Рыжебородый замолкает и глядит на плиту, где посапывает чайник.
– И я сам долго был таким, нормальным. Нормальным советским. Еще нормальнее даже, чем мои родители. Они хоть идиш знали… В школе связался с ворами, домушниками, чудом не сел. Школу не закончил, ушел на завод, в шлифовальный. Шлифовка, сверление. Вечером техникум, курсы шоферские. Читал, правда, много, запоем, это уже… это уже как наследственная болезнь. В заводском хоре участвовал, голос у меня сильный. Если потом подыграете, я бы спел.
– Папочка, не надо! – раздается голос Давида.
– А ты не подслушивай! Давай уроки делай. Когда взрослые разговаривают, надо своими вещами заниматься, а не стоять за дверью.
– А я уже все сделал!
– Вот я сейчас сниму ремень и проверю, как ты все сделал!
Чайник гремит крышкой и плюется паром.
– Зеленый? – Николай Кириллович достает пачку.
– Ну. Черный только в Ташкенте пьют.
Чай разлит в пиалушки. Слышатся звуки пианино.
– Это ты так свою арифметику делаешь? – Гость наклоняется в сторону двери.
В комнате хихикают и играют собачий вальс.
– Отойди от пианино! Я предупреждал, чтобы ты вел себя прилично? Сделал наконец арифметику?
– Да! – Удар по клавишам.
– А русский?
– Нам не задавали! – Еще несколько ударов.
– Тогда сиди тихо. – Рыжебородый допивает чай. – Иди возьми печенье.
Из дверного проема высовывается рука, испачканная чернилами, хватает печенье и исчезает.
– Ну вот, – продолжает рыжебородый, помолчав. – Я был совершенно нормальным, совершенно. Вкалывал на заводе, женился. Жена, естественно, русская. Сын – вообще ничего еврейского, копия жена… А потом меня избили. – Рыжебородый начинает смеяться. – Ночью… – давится смехом. – Ночью возвращался… Ну выпил, конечно, но немного, бывает ведь? И они тут на меня, вчетвером. Упал, отбиваюсь, смотрю – а они евреи! Все! Я кричу: «Идиоты! Я же тоже еврей!» А они так: «Какой ты еврей…» И даже сплюнули. И ногами меня, еле до дома дополз. Разукрасили.
Молчит, взбалтывает чаинки на дне.
– Я думаю, это были ангелы. То есть знаю!
Смотрит на Николая Кирилловича. Тот слегка пожимает плечами.
– С завода ушел, хотя не хотели отпускать.
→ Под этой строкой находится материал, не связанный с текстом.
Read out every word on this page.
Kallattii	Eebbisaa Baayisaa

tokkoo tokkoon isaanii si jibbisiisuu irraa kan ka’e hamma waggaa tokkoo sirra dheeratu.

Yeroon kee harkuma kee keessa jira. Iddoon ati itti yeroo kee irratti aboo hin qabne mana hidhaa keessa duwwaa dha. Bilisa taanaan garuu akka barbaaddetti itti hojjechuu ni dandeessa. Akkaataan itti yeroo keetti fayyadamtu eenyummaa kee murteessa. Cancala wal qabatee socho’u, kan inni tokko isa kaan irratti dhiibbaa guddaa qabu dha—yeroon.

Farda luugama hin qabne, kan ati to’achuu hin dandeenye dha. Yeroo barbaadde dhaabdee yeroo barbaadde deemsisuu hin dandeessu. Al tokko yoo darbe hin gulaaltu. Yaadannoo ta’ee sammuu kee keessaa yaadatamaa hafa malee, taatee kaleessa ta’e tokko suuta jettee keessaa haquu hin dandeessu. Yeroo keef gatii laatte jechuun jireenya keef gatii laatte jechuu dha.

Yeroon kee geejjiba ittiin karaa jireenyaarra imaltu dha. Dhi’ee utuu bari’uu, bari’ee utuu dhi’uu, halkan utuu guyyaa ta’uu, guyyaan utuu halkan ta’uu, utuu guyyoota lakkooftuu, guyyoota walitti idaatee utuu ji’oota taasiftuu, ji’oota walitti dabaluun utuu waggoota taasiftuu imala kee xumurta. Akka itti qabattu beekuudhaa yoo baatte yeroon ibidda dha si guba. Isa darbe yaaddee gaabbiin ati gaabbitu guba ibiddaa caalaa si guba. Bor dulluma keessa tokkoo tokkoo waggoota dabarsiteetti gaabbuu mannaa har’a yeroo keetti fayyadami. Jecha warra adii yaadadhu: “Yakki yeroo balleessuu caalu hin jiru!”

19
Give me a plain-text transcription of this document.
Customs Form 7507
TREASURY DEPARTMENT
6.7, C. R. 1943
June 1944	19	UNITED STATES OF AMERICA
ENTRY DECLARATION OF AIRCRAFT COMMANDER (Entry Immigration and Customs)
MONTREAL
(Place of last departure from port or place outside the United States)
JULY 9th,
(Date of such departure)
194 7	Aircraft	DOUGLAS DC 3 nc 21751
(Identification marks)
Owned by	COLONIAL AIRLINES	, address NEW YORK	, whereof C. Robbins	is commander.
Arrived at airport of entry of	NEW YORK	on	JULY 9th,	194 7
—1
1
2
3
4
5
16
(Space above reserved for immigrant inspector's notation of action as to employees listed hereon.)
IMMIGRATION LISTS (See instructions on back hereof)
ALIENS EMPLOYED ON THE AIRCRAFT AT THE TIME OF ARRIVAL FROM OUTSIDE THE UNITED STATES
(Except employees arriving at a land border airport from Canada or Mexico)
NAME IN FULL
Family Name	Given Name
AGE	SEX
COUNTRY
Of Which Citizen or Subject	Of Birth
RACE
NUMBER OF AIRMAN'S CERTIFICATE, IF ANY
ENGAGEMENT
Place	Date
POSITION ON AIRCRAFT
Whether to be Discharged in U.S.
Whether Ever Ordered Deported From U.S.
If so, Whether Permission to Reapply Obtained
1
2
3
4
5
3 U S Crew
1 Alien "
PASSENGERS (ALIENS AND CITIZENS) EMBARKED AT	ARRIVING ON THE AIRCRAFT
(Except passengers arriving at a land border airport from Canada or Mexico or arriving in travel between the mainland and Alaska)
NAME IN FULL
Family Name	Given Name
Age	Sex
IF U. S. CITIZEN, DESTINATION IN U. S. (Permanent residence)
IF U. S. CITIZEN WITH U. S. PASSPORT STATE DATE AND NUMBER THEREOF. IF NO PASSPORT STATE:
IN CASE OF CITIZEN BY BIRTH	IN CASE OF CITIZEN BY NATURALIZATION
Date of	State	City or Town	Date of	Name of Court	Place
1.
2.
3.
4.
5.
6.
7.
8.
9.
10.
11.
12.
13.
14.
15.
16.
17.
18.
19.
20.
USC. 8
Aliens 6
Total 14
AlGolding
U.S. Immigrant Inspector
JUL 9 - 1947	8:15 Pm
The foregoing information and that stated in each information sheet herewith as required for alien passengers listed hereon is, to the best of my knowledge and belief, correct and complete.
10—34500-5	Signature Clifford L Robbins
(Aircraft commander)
Квартиру обещали. Двухкомнатную. Знаю я их двухкомнатные… Положили на психическое обследование. Нашли нормальным. Жена ушла. Формально – к другому мужчине. Художник был такой, Пикассо местный. Я ей сказал: «Живи как хочешь». А она… Ну, вы ее знаете. Жанна. Ну, Жанка.
В тишине становится слышно, как Давид сопит за дверью.
– Так это вы… были ее первым мужем? – спрашивает Николай Кириллович.
– Первым и единственным. Все остальное – это у нее было уже так, свободное творчество… Нет, мы сохраняем отношения. Иногда даже живу у нее. День, два. Общаемся.